You noticed, when you last
saw Betty the evening she
was dying, in the curtained
off area of the ward, that she
was wearing around her neck,
the wooden rosary you had
given her some months before.
Her husband had telephoned
you and said she was dying and
she wanted to see you. But when
you arrived she was already on
her way out, her eyes closed,
the death rattle taking hold,
her husband and her children
about her bed. The rosary, a
brown wooden cross with a
metallic Christ, was still there,
the Christ lying where her night
gown covered ******* slowly
rose and fell.

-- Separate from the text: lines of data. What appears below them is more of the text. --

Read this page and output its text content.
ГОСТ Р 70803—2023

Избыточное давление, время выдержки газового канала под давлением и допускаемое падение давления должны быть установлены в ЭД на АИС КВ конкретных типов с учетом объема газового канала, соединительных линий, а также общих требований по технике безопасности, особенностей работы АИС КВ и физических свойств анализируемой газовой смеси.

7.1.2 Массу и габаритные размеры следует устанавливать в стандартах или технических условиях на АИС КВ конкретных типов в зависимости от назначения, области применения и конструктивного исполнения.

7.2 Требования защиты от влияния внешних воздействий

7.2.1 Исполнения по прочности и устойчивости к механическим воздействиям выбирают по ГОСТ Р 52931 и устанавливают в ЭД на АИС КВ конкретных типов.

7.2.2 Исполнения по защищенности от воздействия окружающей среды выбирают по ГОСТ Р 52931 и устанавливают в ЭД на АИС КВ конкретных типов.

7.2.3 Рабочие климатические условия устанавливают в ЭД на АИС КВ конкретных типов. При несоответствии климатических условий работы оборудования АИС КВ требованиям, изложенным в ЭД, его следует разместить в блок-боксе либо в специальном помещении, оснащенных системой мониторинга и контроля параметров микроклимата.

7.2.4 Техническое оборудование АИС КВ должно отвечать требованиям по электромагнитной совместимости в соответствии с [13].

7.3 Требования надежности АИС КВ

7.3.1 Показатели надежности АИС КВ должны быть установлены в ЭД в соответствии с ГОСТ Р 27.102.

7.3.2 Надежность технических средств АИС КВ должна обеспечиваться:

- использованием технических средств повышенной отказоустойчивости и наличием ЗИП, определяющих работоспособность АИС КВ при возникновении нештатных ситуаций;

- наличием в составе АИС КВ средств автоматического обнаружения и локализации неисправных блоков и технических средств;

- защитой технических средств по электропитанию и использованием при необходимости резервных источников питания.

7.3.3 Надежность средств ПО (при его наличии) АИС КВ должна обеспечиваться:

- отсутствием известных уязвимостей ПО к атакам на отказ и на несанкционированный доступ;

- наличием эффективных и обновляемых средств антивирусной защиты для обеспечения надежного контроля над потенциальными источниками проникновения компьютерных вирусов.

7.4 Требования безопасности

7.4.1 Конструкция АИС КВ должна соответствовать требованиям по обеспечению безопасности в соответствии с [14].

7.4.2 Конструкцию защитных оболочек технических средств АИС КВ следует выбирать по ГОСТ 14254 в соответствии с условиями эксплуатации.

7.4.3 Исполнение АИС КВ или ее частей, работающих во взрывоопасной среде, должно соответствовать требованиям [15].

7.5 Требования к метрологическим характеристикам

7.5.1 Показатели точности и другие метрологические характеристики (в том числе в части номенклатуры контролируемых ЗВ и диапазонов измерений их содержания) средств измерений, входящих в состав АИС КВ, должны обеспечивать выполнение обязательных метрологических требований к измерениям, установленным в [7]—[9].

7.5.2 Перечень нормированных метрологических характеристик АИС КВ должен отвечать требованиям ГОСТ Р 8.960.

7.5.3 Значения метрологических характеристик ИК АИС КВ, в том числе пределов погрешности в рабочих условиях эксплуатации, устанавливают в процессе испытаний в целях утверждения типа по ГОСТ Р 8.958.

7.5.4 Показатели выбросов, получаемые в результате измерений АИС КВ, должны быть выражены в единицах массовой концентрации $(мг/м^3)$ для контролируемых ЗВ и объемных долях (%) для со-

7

When you’d seen
her some months back, in the
high street, she said she would
learn the prayers of the rosary,
and how grateful she was to you
for the gift, and she fingered it
there and then, her thumb and
finger rubbing over the Christ.
You’d first met her a year or so
before as she sketched the large
gardens you visited as a group.
Her hand guiding the pencil as
the image was translated onto
the sketch pad, her eyes scanning
what it was she wanted to capture
in all its beauty. I like capturing
churches, she had said, watercolours
and pencil or charcoal as my aids.
You remembered words that evening
as she lay there dying from cancer,
the curtained area dim and silent
except for the rattling breath, just Betty
and the rosary in the end, and your
deep love and the unwanted death.
In memory of the late Betty Santer who died from cancer in 2007.